Au regard de l’article 6 § 1 de la Conv. EDH, Il convient de rechercher si, en l’espèce, l’action engagée par l’intéressé porte sur un droit dont il peut être prétendu, de manière défendable, qu’il est protégé en droit interne.
Selon l’article 1 de la Constitution, la France est une République indivisible, laïque, démocratique et sociale. Elle assure l’égalité devant la loi de tous les citoyens sans distinction d’origine, de race ou de religion. Elle respecte toutes les croyances.
Selon l’article 1 de la loi du 9 décembre 1905 concernant la séparation des Églises et de l’État, la République assure la liberté de conscience. Elle garantit le libre exercice des cultes sous les restrictions qu’elle édicte dans l’intérêt de l’ordre public. Selon son article 2, la République ne reconnaît, ne salarie ni ne subventionne aucun culte.
Le Conseil constitutionnel estime que le principe de laïcité impose notamment que soient garantis la liberté de conscience et le libre exercice des cultes, le respect de toutes les croyances, l’égalité de tous les citoyens devant la loi sans distinction de religion. Il ajoute qu’il en résulte aussi la neutralité de l’État et le principe selon lequel la République ne reconnaît ni ne salarie aucun culte (Cons. const., 21 févr. 2013, QPC n° 2012-297).
Le Conseil d’État juge que aucune autre règle ou principe général du droit ne sauraient avoir pour effet de conférer aux décisions prises par les archevêques et évêques pour l’organisation du culte catholique dans leurs diocèses le caractère de décisions administratives soumises au contrôle du juge administratif et qu’il en est ainsi de la décision de nomination du curé titulaire d’une paroisse prise par un évêque, y compris en tant qu’elle a des conséquences sur les modalités d’occupation du presbytère de la paroisse concernée (CE, 17 oct. 2012, n° 352742).
La Cour de cassation juge que l’engagement religieux d’une personne exclut l’existence d’un contrat de travail pour les activités qu’elle accomplit pour le compte et au bénéfice d’une congrégation ou d’une association cultuelle légalement établie (Cass. soc., 20 janv. 2010, n° 08-42.207).
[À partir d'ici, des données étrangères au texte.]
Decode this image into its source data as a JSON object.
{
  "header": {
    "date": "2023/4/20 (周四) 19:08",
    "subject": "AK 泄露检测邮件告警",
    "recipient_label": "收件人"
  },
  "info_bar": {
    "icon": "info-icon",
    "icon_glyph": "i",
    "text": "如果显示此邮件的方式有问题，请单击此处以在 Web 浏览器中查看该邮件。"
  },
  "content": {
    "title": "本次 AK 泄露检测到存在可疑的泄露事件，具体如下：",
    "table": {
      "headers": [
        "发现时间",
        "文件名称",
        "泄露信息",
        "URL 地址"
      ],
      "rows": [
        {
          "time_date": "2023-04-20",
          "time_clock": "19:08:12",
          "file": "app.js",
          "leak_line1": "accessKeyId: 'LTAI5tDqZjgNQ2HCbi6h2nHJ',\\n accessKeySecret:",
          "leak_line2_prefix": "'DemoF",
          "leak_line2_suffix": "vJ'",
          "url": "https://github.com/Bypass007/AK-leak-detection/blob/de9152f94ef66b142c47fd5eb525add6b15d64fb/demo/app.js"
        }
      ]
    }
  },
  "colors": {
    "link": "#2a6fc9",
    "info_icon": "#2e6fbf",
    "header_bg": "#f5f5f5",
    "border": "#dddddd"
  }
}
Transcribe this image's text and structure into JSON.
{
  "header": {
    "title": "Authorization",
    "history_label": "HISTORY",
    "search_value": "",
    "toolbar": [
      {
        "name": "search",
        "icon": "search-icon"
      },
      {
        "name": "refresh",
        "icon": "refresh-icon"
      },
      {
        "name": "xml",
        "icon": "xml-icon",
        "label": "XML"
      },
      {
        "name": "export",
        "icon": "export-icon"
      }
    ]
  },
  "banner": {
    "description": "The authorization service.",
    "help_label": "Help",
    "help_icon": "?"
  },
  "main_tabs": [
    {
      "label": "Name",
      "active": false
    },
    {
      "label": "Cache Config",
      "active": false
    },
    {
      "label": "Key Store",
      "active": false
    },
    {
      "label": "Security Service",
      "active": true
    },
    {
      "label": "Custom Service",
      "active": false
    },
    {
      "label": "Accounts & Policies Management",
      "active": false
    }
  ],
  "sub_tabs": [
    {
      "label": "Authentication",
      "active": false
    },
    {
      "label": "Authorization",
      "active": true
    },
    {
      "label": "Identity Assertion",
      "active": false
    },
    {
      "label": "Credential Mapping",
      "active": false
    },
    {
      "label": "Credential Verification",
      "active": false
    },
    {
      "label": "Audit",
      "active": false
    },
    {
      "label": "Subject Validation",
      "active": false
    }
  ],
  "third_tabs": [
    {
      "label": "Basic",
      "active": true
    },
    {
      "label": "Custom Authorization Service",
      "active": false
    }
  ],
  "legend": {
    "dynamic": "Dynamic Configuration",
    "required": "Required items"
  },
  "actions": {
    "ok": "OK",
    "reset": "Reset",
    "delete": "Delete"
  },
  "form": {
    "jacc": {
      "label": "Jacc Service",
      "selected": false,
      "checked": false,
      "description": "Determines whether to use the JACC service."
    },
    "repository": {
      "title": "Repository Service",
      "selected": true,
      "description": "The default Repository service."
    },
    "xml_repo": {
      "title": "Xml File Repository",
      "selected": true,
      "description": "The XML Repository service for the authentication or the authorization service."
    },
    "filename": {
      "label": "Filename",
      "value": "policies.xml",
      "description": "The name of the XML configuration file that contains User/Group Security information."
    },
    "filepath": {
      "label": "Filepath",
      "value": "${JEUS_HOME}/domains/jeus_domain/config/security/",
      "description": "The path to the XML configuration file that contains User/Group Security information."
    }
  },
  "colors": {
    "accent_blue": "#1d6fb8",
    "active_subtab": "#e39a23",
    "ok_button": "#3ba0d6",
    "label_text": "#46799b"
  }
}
Les ministres du culte concernés, au nombre desquels se trouvent ceux liés à une association diocésaine, ne peuvent donc pas invoquer l’existence d’un contrat de travail.
Dès lors que l’engagement religieux n’est pas de nature à créer des obligations civiles, ces ministres du culte ne sauraient davantage soutenir que les avantages matériels qui leur sont octroyés pour l’exercice de leurs fonctions cultuelles le sont en exécution d’un contrat.
Il résulte de l’ensemble de ces éléments qu’il n’appartient pas au juge civil d’apprécier la régularité ou le bien-fondé de la décision de nomination ou de révocation d’un tel ministre du culte prise par une autorité religieuse légalement établie en application des règles internes qui la gouvernent.
Cette règle s’inscrit dans la jurisprudence de la CEDH, qui juge que le principe d’autonomie des communautés religieuses, découlant de l’article 9 de la Convention, interdit à l’État d’obliger celles-ci à admettre en leur sein de nouveaux membres ou d’en exclure d’autres (CEDH, 9 juill. 2013, n° 2330/09).
Dès lors, l’indemnisation de préjudices nés de la décision d’une association diocésaine de mettre fin à la prise en charge matérielle consentie au ministre du culte pour l’exercice de son ministère, lorsqu’elle n’est pas détachable de la décision de révocation, n’est pas un droit défendable au sens de l’article 6 § 1, de la Conv. EDH.
La cour d’appel retient que les demandes de l’intéressé sont relatives à un service ecclésiastique, qui relève de la seule organisation interne de sa communauté religieuse, et que les préjudices invoqués, liés à la perte de la rémunération, du logement de fonction et du bénéfice de l’assurance sociale, ne sont que la conséquence de son renvoi de l’état clérical. Elle ajoute que sa contestation impose d’apprécier à la fois la validité de la procédure suivie devant la juridiction ecclésiastique et le caractère fautif du décret de mise à exécution de cette décision, lesquels relèvent de l’autonomie religieuse.
Ayant ainsi fait ressortir que les demandes formées par le demandeur contre l’association diocésaine au titre de la perte des avantages matériels, lesquels ne sont pas détachables de son engagement cultuel, ne sont pas fondées sur un droit civil défendable au sens de l’article 6 § 1, de la Conv. EDH, la cour d’appel en déduit qu’il n’entre pas dans les pouvoirs du juge civil de statuer sur celles-ci.